Тригонометрия

Анна Мёллендорф
«Эйяфьядлайёкюдль» — доносится из телевизора, когда в середине апреля все новостные программы были просто забиты новостью о том, что где-то там, далеко от меня, в недосягаемой для обычного человека, не видавшего вблизи ни кораблей, ни самолетов, Исландии.

«Эйяфьядлайёкюдль» — срывается с губ телеведущих, которые, наверное, по ночам молятся, чтобы произнести это четко, идеально, быстро, безупречно. Они спят и грезят, что наконец произнесут это.

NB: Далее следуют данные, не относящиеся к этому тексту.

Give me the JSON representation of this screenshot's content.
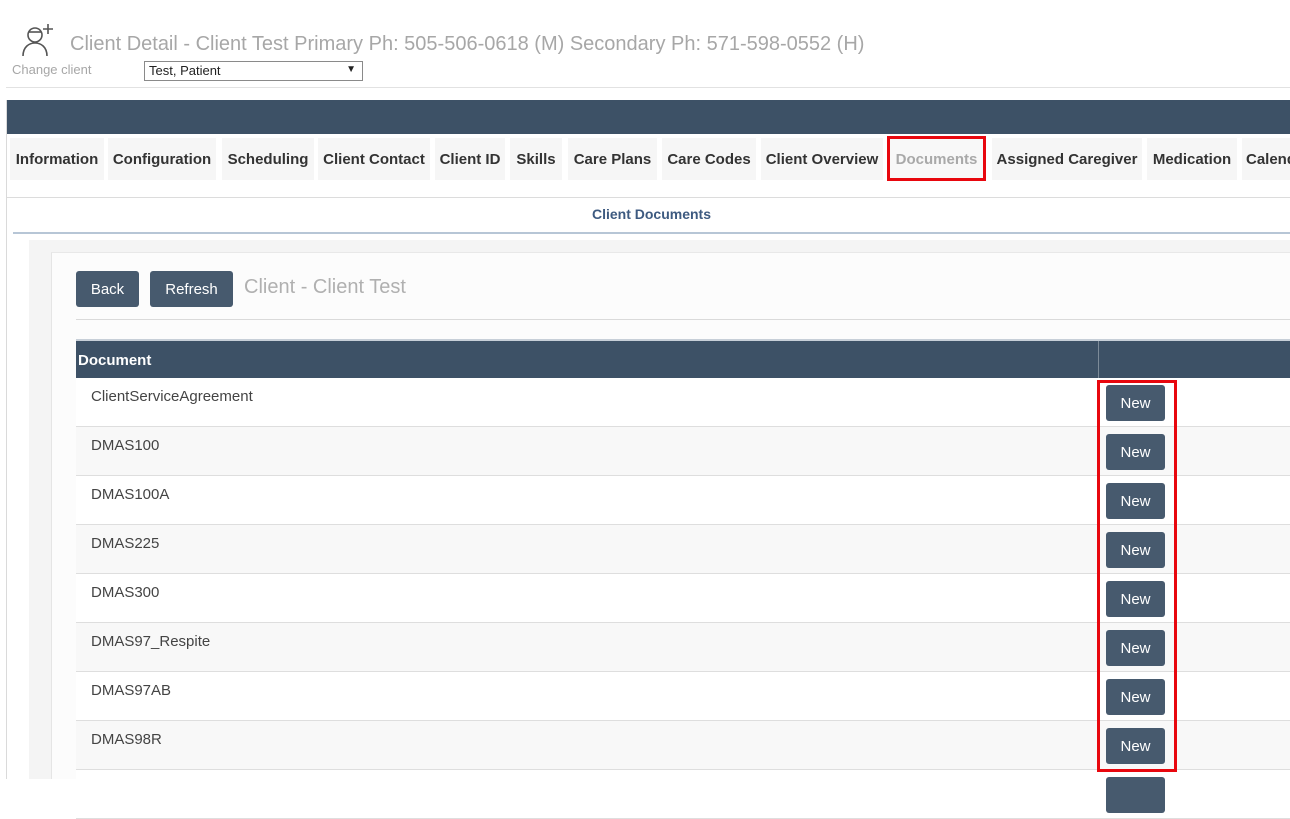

Четко, идеально, быстро, безупречно.

Мне все равно, и безразличие серо-лиловой пеленой встает перед глазами, заставляя смотреть на экран телевизора как-то отрешенно, будто бы я и не с этой планеты, лишь мимоходом, пролетая между Солнцем и Юпитером. Я слишком далеко от выплевывающего в воздух разгоряченный пепел злого вулкана, который откровенно смеется над людьми. Воздушное пространство не земля, а авиалинии не проходят сквозь меня.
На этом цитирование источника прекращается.